Ces délimitations demeurent valables en droit interne, pour l’instant. Chacun sait toutefois qu’en y renonçant sur le plan international, la Suisse a accordé une concession aux partenaires économiques concernés. D’autres ont suivi et suivront encore.
S’agissant de la banque Wegelin, et, à teneur de l’acte formel d’inculpation (disponible sur internet : Indictment), il semblerait que des comptes aient été ouverts, aux noms de « sociétés fictives » (sham corporations), aux seins de juridictions telles que le Panama, Hong-Kong ou le Liechtenstein, en vue de permettre à des contribuables américains de dissimuler des avoirs. De même, la banque aurait-elle repris certains clients de l’UBS suite à la mise en cause de cette dernière. C’est ainsi, à tout le moins, pour participation à des actes de soustraction fiscale que la banque suisse est appelée à comparaître devant la justice américaine.

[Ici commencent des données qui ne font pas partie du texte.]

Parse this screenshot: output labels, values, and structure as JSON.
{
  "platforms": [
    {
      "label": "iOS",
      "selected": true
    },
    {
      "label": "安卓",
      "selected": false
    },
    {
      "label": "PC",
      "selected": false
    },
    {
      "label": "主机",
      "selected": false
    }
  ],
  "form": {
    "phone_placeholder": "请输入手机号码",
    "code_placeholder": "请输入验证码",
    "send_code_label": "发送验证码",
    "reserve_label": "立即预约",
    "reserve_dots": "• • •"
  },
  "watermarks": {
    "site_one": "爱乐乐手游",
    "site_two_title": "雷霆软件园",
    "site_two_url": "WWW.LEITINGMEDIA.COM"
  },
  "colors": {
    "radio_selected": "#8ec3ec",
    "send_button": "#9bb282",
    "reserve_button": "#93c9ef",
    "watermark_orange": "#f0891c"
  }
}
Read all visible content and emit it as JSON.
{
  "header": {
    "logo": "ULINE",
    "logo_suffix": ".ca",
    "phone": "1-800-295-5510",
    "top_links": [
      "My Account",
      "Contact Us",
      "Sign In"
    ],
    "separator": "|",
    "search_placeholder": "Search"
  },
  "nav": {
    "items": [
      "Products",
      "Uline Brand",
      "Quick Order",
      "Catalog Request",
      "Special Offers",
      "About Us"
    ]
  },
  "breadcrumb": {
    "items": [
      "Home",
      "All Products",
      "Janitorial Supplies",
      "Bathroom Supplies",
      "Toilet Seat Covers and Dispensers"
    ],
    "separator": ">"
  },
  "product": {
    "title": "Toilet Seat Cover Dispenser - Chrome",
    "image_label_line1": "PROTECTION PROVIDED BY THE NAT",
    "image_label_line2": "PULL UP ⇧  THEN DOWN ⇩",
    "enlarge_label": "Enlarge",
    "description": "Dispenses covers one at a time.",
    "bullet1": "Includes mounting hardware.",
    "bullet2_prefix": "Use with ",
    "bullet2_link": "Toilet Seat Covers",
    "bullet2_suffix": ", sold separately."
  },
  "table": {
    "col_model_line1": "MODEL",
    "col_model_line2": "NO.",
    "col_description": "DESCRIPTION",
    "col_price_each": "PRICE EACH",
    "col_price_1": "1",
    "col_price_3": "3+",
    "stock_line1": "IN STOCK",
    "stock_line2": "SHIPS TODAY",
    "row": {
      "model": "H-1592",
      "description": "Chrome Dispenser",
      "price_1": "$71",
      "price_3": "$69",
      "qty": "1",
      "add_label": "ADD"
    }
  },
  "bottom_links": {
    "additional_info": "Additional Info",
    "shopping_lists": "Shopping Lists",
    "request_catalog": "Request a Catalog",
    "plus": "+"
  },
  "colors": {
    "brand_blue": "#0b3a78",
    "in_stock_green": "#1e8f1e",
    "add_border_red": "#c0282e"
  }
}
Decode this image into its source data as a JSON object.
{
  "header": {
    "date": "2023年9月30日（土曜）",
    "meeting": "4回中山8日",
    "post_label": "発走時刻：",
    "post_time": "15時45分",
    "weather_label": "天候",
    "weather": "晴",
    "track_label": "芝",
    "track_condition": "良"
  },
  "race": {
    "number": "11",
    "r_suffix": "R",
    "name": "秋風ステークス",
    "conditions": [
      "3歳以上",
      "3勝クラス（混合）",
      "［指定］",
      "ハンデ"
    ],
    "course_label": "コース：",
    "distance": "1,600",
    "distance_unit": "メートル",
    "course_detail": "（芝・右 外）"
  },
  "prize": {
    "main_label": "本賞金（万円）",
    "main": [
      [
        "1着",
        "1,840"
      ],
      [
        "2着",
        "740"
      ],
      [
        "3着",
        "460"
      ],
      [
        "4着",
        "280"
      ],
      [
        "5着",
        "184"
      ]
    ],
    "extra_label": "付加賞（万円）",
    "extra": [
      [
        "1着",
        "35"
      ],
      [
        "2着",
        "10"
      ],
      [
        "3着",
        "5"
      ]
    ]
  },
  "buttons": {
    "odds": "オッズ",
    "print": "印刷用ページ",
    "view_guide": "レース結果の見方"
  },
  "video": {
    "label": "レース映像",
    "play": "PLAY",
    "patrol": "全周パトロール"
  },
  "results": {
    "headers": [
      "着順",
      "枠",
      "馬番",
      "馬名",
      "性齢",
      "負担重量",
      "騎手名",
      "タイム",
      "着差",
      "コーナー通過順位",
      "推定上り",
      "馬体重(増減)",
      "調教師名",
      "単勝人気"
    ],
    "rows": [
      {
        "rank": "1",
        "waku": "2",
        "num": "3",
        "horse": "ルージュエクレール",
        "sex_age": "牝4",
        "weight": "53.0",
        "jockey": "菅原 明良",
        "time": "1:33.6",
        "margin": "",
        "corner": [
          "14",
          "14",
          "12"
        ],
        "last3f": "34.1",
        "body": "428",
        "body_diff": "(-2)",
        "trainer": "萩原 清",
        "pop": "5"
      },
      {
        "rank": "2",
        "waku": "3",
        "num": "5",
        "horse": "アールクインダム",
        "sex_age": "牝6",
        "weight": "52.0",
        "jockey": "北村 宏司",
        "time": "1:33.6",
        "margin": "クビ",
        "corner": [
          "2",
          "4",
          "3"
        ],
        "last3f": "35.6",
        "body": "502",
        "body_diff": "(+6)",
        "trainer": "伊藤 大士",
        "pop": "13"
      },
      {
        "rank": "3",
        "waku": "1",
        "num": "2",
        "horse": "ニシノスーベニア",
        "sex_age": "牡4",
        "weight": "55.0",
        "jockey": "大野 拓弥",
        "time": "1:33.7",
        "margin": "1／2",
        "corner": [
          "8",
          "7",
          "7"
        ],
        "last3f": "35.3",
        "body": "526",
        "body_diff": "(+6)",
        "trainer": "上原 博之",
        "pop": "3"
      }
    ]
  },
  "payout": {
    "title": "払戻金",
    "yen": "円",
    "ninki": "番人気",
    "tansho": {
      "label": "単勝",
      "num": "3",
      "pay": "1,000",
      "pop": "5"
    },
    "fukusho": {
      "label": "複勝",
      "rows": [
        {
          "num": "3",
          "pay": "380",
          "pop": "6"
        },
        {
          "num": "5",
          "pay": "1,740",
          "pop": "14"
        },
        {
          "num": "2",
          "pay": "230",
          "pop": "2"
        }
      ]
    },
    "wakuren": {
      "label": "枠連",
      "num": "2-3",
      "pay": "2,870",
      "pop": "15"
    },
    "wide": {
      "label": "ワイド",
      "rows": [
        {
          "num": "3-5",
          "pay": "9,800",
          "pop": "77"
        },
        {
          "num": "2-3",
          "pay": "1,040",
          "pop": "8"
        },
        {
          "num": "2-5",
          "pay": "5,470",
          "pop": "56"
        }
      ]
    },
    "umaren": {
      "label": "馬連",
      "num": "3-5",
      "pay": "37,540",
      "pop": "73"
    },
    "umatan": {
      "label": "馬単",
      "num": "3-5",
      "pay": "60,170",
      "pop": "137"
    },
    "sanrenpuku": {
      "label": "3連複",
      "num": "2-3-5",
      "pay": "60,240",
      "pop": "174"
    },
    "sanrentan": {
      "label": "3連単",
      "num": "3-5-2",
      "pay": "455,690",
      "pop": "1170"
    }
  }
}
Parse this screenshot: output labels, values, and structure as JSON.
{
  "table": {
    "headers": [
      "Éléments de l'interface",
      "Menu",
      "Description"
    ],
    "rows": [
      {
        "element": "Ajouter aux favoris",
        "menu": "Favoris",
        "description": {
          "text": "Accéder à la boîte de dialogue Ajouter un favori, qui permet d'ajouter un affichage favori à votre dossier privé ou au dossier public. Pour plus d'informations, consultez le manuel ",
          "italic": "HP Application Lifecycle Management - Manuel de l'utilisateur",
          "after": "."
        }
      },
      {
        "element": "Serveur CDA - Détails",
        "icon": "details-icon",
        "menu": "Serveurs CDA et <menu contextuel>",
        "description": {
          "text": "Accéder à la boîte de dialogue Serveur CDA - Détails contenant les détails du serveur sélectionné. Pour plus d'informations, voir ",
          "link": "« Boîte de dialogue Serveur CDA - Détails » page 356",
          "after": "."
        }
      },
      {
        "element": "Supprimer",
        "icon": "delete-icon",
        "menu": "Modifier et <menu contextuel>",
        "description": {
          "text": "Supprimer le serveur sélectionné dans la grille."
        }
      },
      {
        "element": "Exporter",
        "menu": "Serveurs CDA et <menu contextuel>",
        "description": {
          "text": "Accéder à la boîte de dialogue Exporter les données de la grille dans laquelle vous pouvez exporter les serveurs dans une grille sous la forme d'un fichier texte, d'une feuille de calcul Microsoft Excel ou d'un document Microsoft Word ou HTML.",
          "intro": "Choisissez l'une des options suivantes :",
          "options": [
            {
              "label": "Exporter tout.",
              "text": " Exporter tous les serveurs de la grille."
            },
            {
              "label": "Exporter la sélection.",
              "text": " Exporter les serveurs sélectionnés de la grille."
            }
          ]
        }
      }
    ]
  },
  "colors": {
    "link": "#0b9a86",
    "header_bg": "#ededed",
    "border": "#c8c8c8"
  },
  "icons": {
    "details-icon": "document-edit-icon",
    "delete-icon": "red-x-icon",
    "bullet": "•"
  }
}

Le cas présente naturellement des similitudes avec celui de l’UBS (voir commentaire du 9 février 2010 de Frédéric Neukomm), ce qui autorise des conjectures quant à ses développements, quoiqu’il soit encore trop tôt pour se prononcer sur la nature exacte des faits reprochés à Wegelin, et, dans son sillage, peut-être à une dizaine d’autres établissements helvétiques.